For the nonmember method, we can use essentially the same code as used in Exercise 15 to merge two chains. We must change all occurrences of ExtendedChain to HeadDoubleCircularList. The modified code is given below.

---

public class MergeHeadDoubleCircularList
{
   /** merge the sorted lists a and b */
   public static HeadDoubleCircularList merge(HeadDoubleCircularList a,
                                              HeadDoubleCircularList b)
   {
      // initialize iterators for a and b
      Iterator ia = a.iterator();     // iterator for a
      Iterator ib = b.iterator();     // iterator for b
      Comparable elementA = null;     // current element of a
      if (ia.hasNext())
         elementA = (Comparable) ia.next();
      Object elementB = null;         // current element of b
      if (ib.hasNext())
         elementB = ib.next();
   
      // create result chain
      HeadDoubleCircularList c = new HeadDoubleCircularList();
   
      // do the merge
      while (elementA != null && elementB != null)
      {
         if (elementA.compareTo(elementB) <= 0)
         {// elementA goes next
            c.add(elementA);
            if (ia.hasNext())
               elementA = (Comparable) ia.next();
            else
               elementA = null;
         }
         else
         {// elementB goes next
            c.add(elementB);
            if (ib.hasNext())
               elementB = ib.next();
            else
               elementB = null;
         }
      }
   
      // add remaining elements
      if (elementA != null)
         c.add(elementA);
      if (elementB != null)
         c.add(elementB);

      // at most one of a and b can be nonempty now
      while (ia.hasNext())
         c.add(ia.next());
   
      while (ib.hasNext())
         c.add(ib.next());
   
      return c;
   }
}

(b)

In each iteration of the first while loop, we move one node right either in a or either in b.

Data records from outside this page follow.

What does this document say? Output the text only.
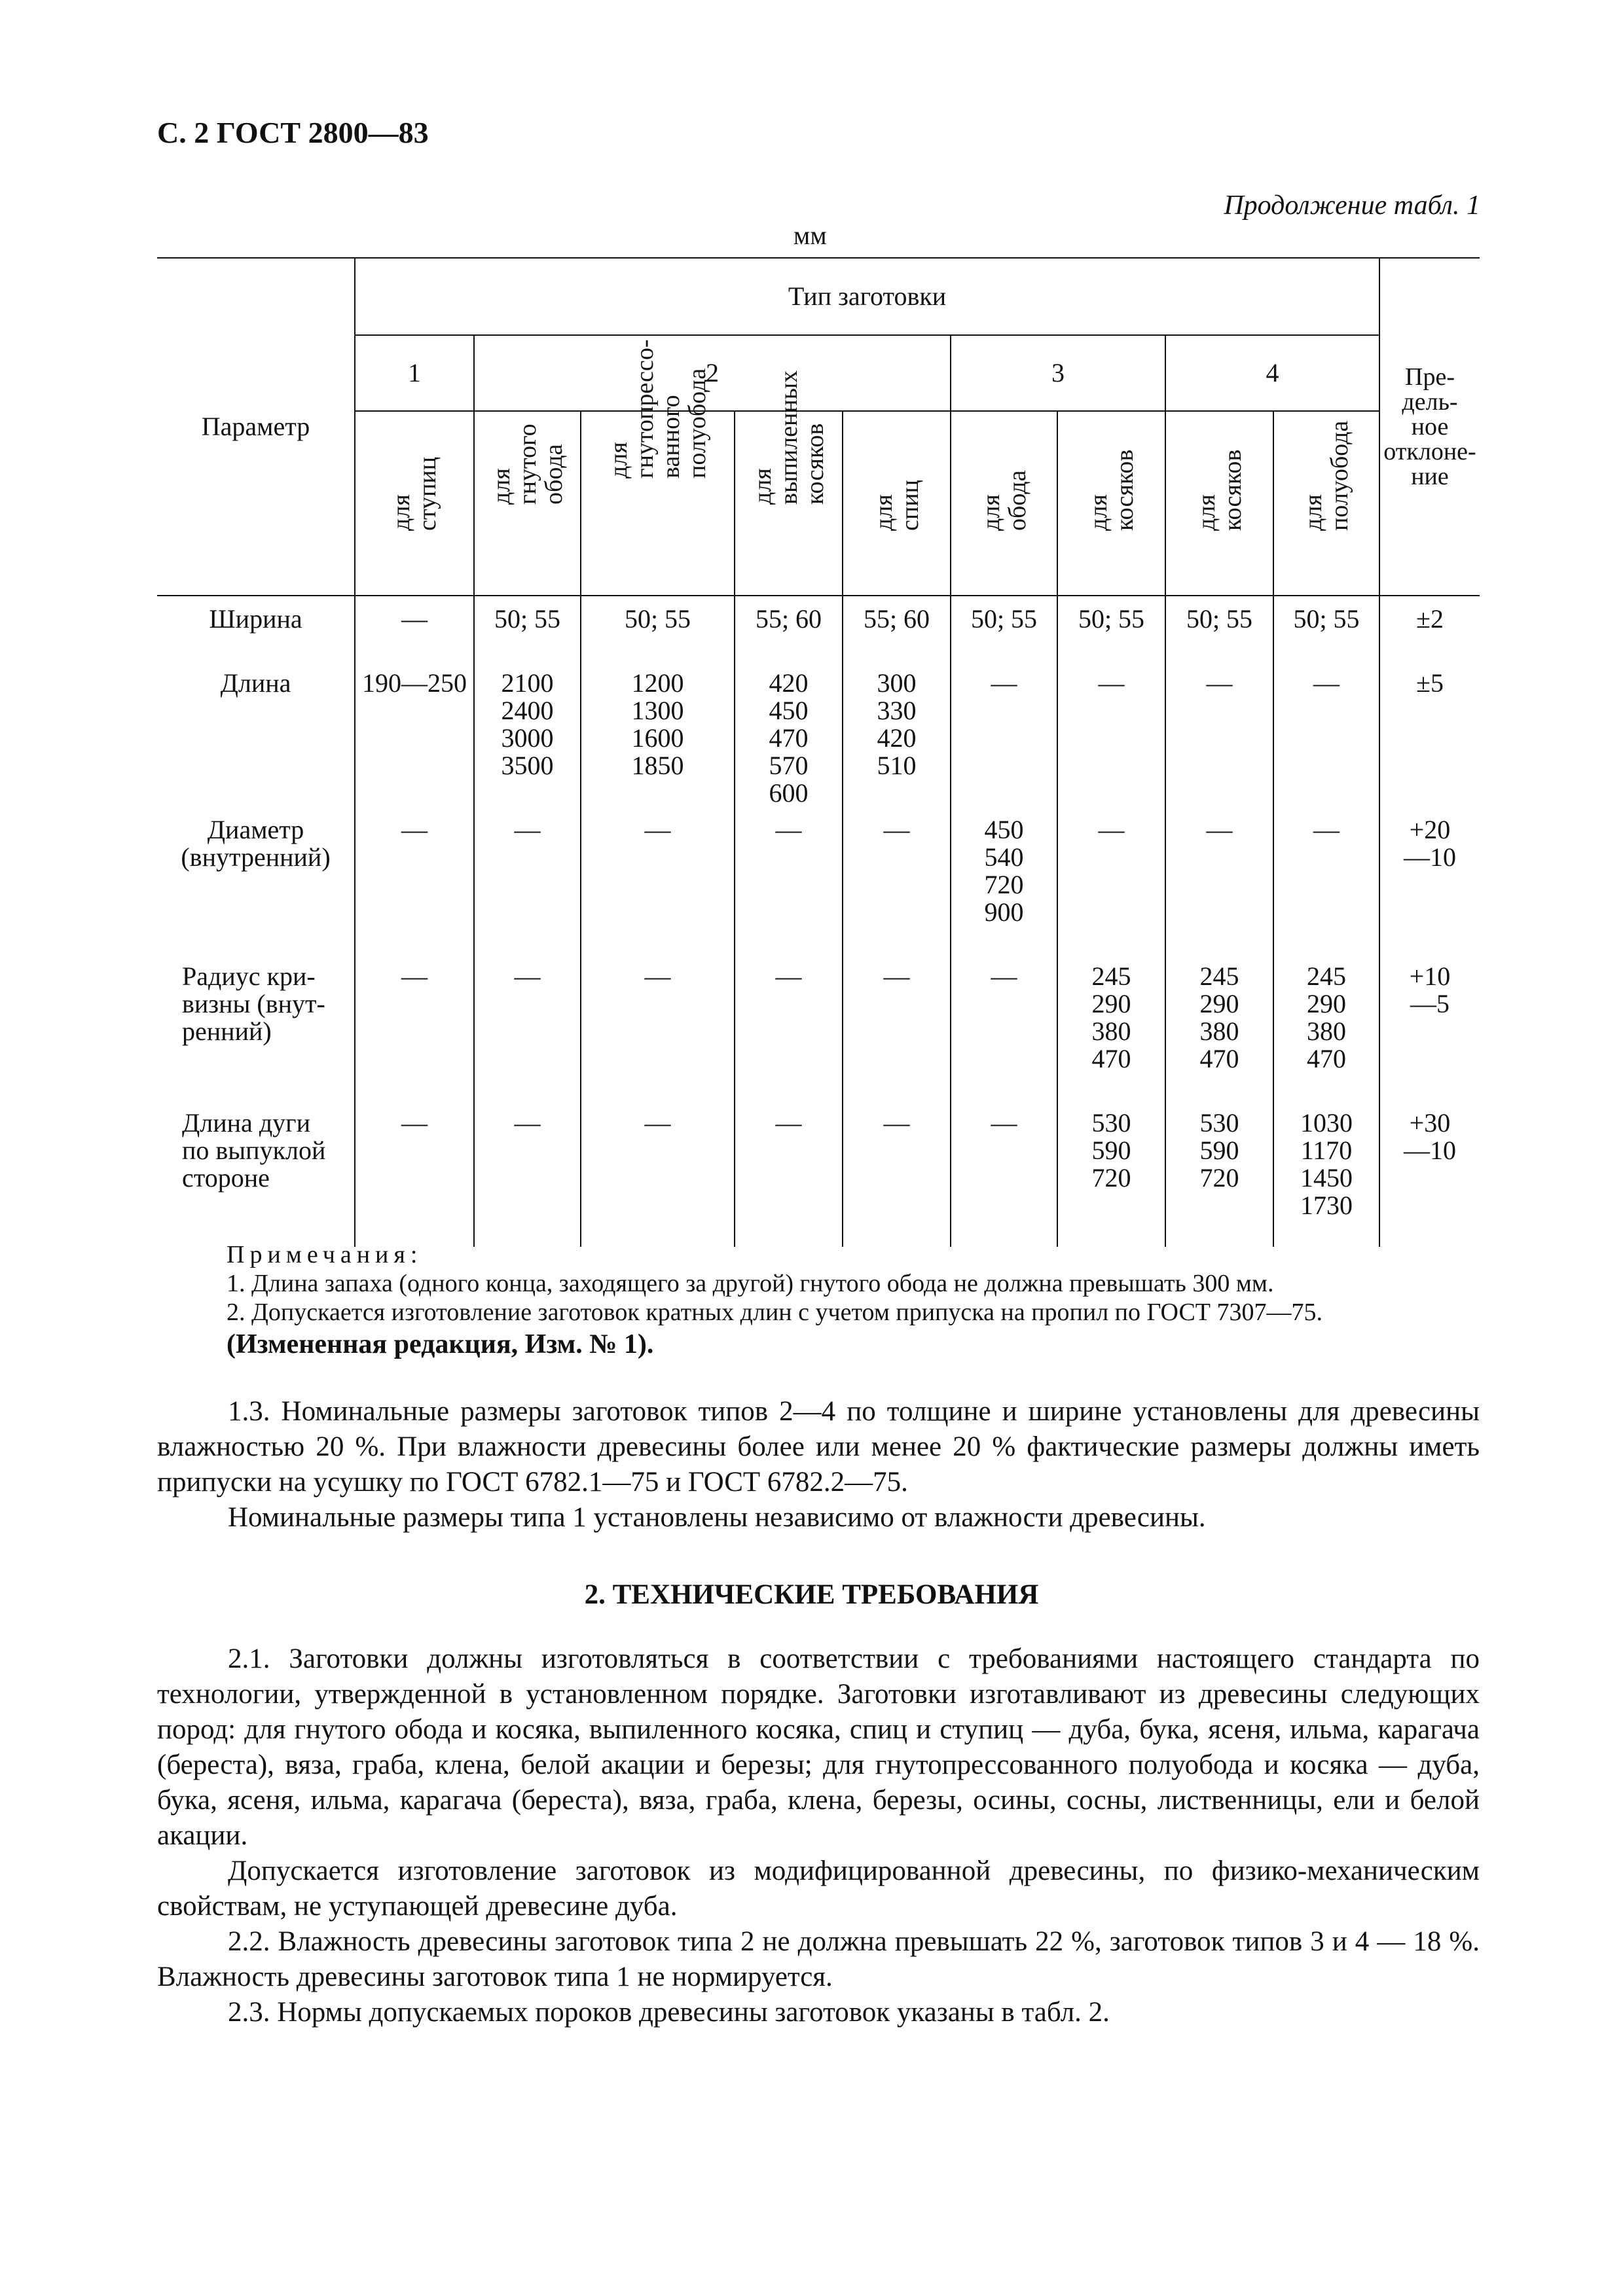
С. 2 ГОСТ 2800—83
Продолжение табл. 1
мм
Параметр	Тип заготовки									Пре-
дель-
ное
отклоне-
ние
	1	2				3		4		

	для ступиц	для гнутого
обода	для
гнутопрессо-
ванного
полуобода	для
выпиленных
косяков	для спиц	для обода	для косяков	для косяков	для
полуобода	

Ширина	—	50; 55	50; 55	55; 60	55; 60	50; 55	50; 55	50; 55	50; 55	±2
Длина	190—250	2100
2400
3000
3500	1200
1300
1600
1850	420
450
470
570
600	300
330
420
510	—	—	—	—	±5
Диаметр
(внутренний)	—	—	—	—	—	450
540
720
900	—	—	—	+20
—10
Радиус кри-
визны (внут-
ренний)	—	—	—	—	—	—	245
290
380
470	245
290
380
470	245
290
380
470	+10
—5
Длина дуги
по выпуклой
стороне	—	—	—	—	—	—	530
590
720	530
590
720	1030
1170
1450
1730	+30
—10
Примечания:
1. Длина запаха (одного конца, заходящего за другой) гнутого обода не должна превышать 300 мм.
2. Допускается изготовление заготовок кратных длин с учетом припуска на пропил по ГОСТ 7307—75.
(Измененная редакция, Изм. № 1).

1.3. Номинальные размеры заготовок типов 2—4 по толщине и ширине установлены для древесины влажностью 20 %. При влажности древесины более или менее 20 % фактические размеры должны иметь припуски на усушку по ГОСТ 6782.1—75 и ГОСТ 6782.2—75.

Номинальные размеры типа 1 установлены независимо от влажности древесины.

2. ТЕХНИЧЕСКИЕ ТРЕБОВАНИЯ

2.1. Заготовки должны изготовляться в соответствии с требованиями настоящего стандарта по технологии, утвержденной в установленном порядке. Заготовки изготавливают из древесины следующих пород: для гнутого обода и косяка, выпиленного косяка, спиц и ступиц — дуба, бука, ясеня, ильма, карагача (береста), вяза, граба, клена, белой акации и березы; для гнутопрессованного полуобода и косяка — дуба, бука, ясеня, ильма, карагача (береста), вяза, граба, клена, березы, осины, сосны, лиственницы, ели и белой акации.

Допускается изготовление заготовок из модифицированной древесины, по физико-механическим свойствам, не уступающей древесине дуба.

2.2. Влажность древесины заготовок типа 2 не должна превышать 22 %, заготовок типов 3 и 4 — 18 %. Влажность древесины заготовок типа 1 не нормируется.

2.3. Нормы допускаемых пороков древесины заготовок указаны в табл. 2.
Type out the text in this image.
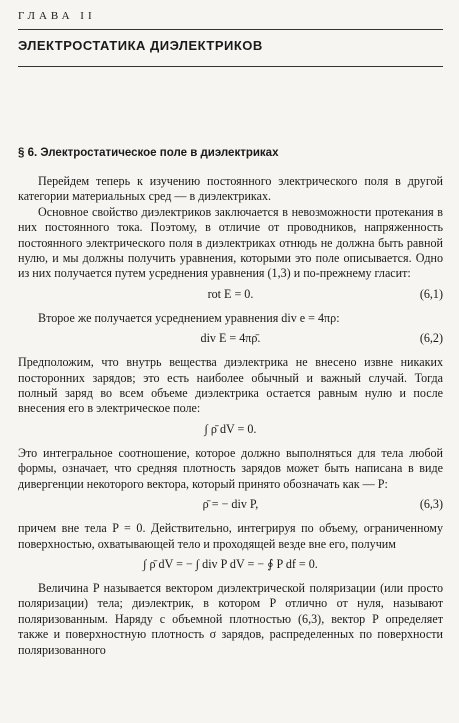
ГЛАВА II
ЭЛЕКТРОСТАТИКА ДИЭЛЕКТРИКОВ
§ 6. Электростатическое поле в диэлектриках

Перейдем теперь к изучению постоянного электрического поля в другой категории материальных сред — в диэлектриках.

Основное свойство диэлектриков заключается в невозможности протекания в них постоянного тока. Поэтому, в отличие от проводников, напряженность постоянного электрического поля в диэлектриках отнюдь не должна быть равной нулю, и мы должны получить уравнения, которыми это поле описывается. Одно из них получается путем усреднения уравнения (1,3) и по-прежнему гласит:

rot E = 0.	(6,1)

Второе же получается усреднением уравнения div e = 4πρ:

div E = 4πρ̄.	(6,2)

Предположим, что внутрь вещества диэлектрика не внесено извне никаких посторонних зарядов; это есть наиболее обычный и важный случай. Тогда полный заряд во всем объеме диэлектрика остается равным нулю и после внесения его в электрическое поле:

∫ ρ̄ dV = 0.

Это интегральное соотношение, которое должно выполняться для тела любой формы, означает, что средняя плотность зарядов может быть написана в виде дивергенции некоторого вектора, который принято обозначать как — P:

ρ̄ = − div P,	(6,3)

причем вне тела P = 0. Действительно, интегрируя по объему, ограниченному поверхностью, охватывающей тело и проходящей везде вне его, получим

∫ ρ̄ dV = − ∫ div P dV = − ∮ P df = 0.

Величина P называется вектором диэлектрической поляризации (или просто поляризации) тела; диэлектрик, в котором P отлично от нуля, называют поляризованным. Наряду с объемной плотностью (6,3), вектор P определяет также и поверхностную плотность σ зарядов, распределенных по поверхности поляризованного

So, the complexity of this loop is O(a.size + b.size). The complexity of the second while loop is O(a.size), and that of the third loop is O(b.size). So, the overall complexity is O(a.size + b.size).

(c)

The test program and output are in the files MergeDoubleCircularList.*.

(d)

The code for the member method is given below.

---

public class HeadDoubleCircularListWithMerge extends HeadDoubleCircularList
{
   /** make this the result of merging the sorted lists a and b 
     * following the merge, both a and b are empty */
   public void merge(HeadDoubleCircularListWithMerge a,
                     HeadDoubleCircularListWithMerge b)
   {
      DoubleNode
                ca = a.headerNode.next,     // pointer to current node in a
                cb = b.headerNode.next,     // pointer to current node in b
                lastNode = headerNode;      // last node of this

      // merge from a and b until one becomes empty
      while (ca != a.headerNode && cb != b.headerNode)
      {
         if (((Comparable) ca.element).compareTo(cb.element) <= 0)
         {// a element goes first
            lastNode.next = ca;
            ca.previous = lastNode;
            lastNode = ca;
            ca = ca.next;
         }
         else
         {// b element is smaller
            lastNode.next = cb;
            cb.previous = lastNode;
            lastNode = cb;
            cb = cb.next;
         }
      }

      // append the rest, at most one of a and b is nonempty now
      if (ca != a.headerNode)
      {
         lastNode.next = ca;
         ca.previous = lastNode;
         lastNode = a.headerNode.previous;
      }

      if (cb != b.headerNode)
      {
         lastNode.next = cb;
         cb.previous = lastNode;
         lastNode = b.headerNode.previous;
      }

      size = a.size + b.size;
      lastNode.next = headerNode;
      headerNode.previous = lastNode;

      // make a and b empty
      a.clear();
      b.clear();

      return;
   }
}

(e)

In each iteration of the while loop, we move one node right either in a or in b. So, the complexity of this loop is O(a.size + b.size). The remainder of the code takes Theta(1) time. So, the overall complexity is O(a.size + b.size).

(f)

The test program and output are in the files HeadDoubleCircularListWithMerge.*.